This example creates a file named 1.txt using the touch command and inspects its default permissions using ls -l for a long format listing of the file. The chmod u+x command adds execute permission only for the file's owner. Running ls -l again shows the updated permission bits with x now present in the owner's column. The u refers to the user, or owner, of the file, while +x means to add execute permissions to the file specified.

This example uses the touch command to create a file named 1.txt and checks its default permissions with the long format listing of the file, ls -l. The chmod go-r command removes read permission from both the group and others columns, with a second ls -l issued to confirm the r bits have indeed been removed from both. This is a common way to restrict a file to owner-only access.

This example uses the touch command to create a file named file.txt and checks its default permissions with ls -l before making any changes. The chmod a+w command adds write permission for all users of the file, which includes the owner, group, and others columns. Running ls -l afterward shows a w (write permission) was added across all three permission groups. The a stands for all, making this a broad permission change.

This example uses the touch command to create a file named file.txt and checks its default permissions with ls -l before making any changes. The chmod 755 command sets permissions using octal notation, where each digit represents owner, group, and others respectively. Running the ls -l command again confirms the result as rwxr-xr-x. This is a common permission set for executable files and public-facing directories. For more details on octal notation, see the MODES section of man chmod for a table of each value.

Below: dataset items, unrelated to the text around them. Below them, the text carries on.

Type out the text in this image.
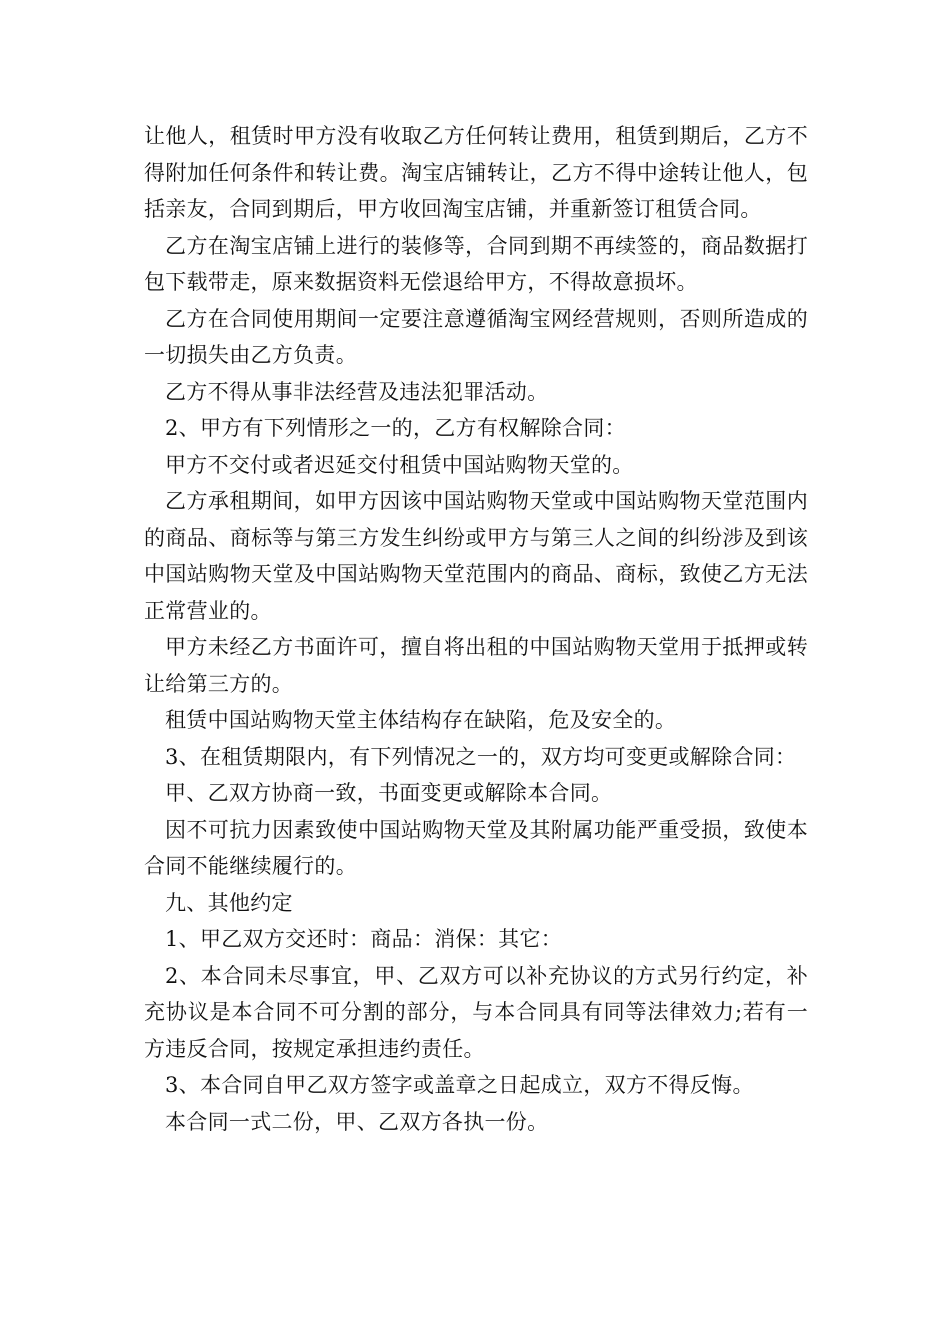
让他人，租赁时甲方没有收取乙方任何转让费用，租赁到期后，乙方不得附加任何条件和转让费。淘宝店铺转让，乙方不得中途转让他人，包括亲友，合同到期后，甲方收回淘宝店铺，并重新签订租赁合同。

乙方在淘宝店铺上进行的装修等，合同到期不再续签的，商品数据打包下载带走，原来数据资料无偿退给甲方，不得故意损坏。

乙方在合同使用期间一定要注意遵循淘宝网经营规则，否则所造成的一切损失由乙方负责。

乙方不得从事非法经营及违法犯罪活动。

2、甲方有下列情形之一的，乙方有权解除合同：

甲方不交付或者迟延交付租赁中国站购物天堂的。

乙方承租期间，如甲方因该中国站购物天堂或中国站购物天堂范围内的商品、商标等与第三方发生纠纷或甲方与第三人之间的纠纷涉及到该中国站购物天堂及中国站购物天堂范围内的商品、商标，致使乙方无法正常营业的。

甲方未经乙方书面许可，擅自将出租的中国站购物天堂用于抵押或转让给第三方的。

租赁中国站购物天堂主体结构存在缺陷，危及安全的。

3、在租赁期限内，有下列情况之一的，双方均可变更或解除合同：

甲、乙双方协商一致，书面变更或解除本合同。

因不可抗力因素致使中国站购物天堂及其附属功能严重受损，致使本合同不能继续履行的。

九、其他约定

1、甲乙双方交还时：商品：消保：其它：

2、本合同未尽事宜，甲、乙双方可以补充协议的方式另行约定，补充协议是本合同不可分割的部分，与本合同具有同等法律效力;若有一方违反合同，按规定承担违约责任。

3、本合同自甲乙双方签字或盖章之日起成立，双方不得反悔。

本合同一式二份，甲、乙双方各执一份。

This example creates a file named 1.txt using the touch command and checks its default permissions with ls -l before making any changes. The chmod 660 command sets read and write access for the owner and group of the file, while removing all permissions for others column. Issuing a second ls -l command confirms the result as rw-rw----. This pattern is commonly used for shared files within a group that should stay private from other users.

This example creates a file named file.txt using the touch command and checks its default permissions with ls -l before making any changes. The chmod 4755 command sets the setuid bit along with standard 755 permissions. Running the ls -l command afterward shows an s in place of the owner's execute bit, indicating setuid is active. When set on an executable file, the setuid bit causes the program to run with the file owner's privileges rather than the caller's.

This example uses the mkdir (make directories) command to create a directory named projects and inspects its permissions with ls -l. The chmod 2755 command sets the setgid bit along with standard 755 permissions. Running the command ls -l again shows an s in the group execute position. When set on a directory, the setgid bit causes new files created inside to inherit the directory's group rather than the owner's primary group.

This example uses the mkdir command to create a directory named projects and checks its initial permissions using ls -l. The chmod 1777 command sets the sticky bit along with full read, write, and execute permissions for all users. Running ls -l afterward shows a t in place of the others' execute bit. On a shared directory, the sticky bit ensures that only a file's owner can delete or rename it.

This example first navigates to the user's home directory using the command cd ~. Next, it runs the command to display and manipulate extended attributes, xattr, on the Applications folder. Extended attributes store metadata beyond standard Unix permissions, such as quarantine flags set by macOS when files are downloaded from the internet. The -l flag displays both the attribute names and their values. This is useful for diagnosing issues like apps blocked by Gatekeeper.

This example runs the id command with no arguments to display identity information for the current user. The output includes the user's numeric UID, name, their primary group GID, group name, and a list of all supplementary groups to which the user belongs. This is useful for understanding what permissions and access rights are in effect. Using the id command is often the first step when debugging permission-related issues.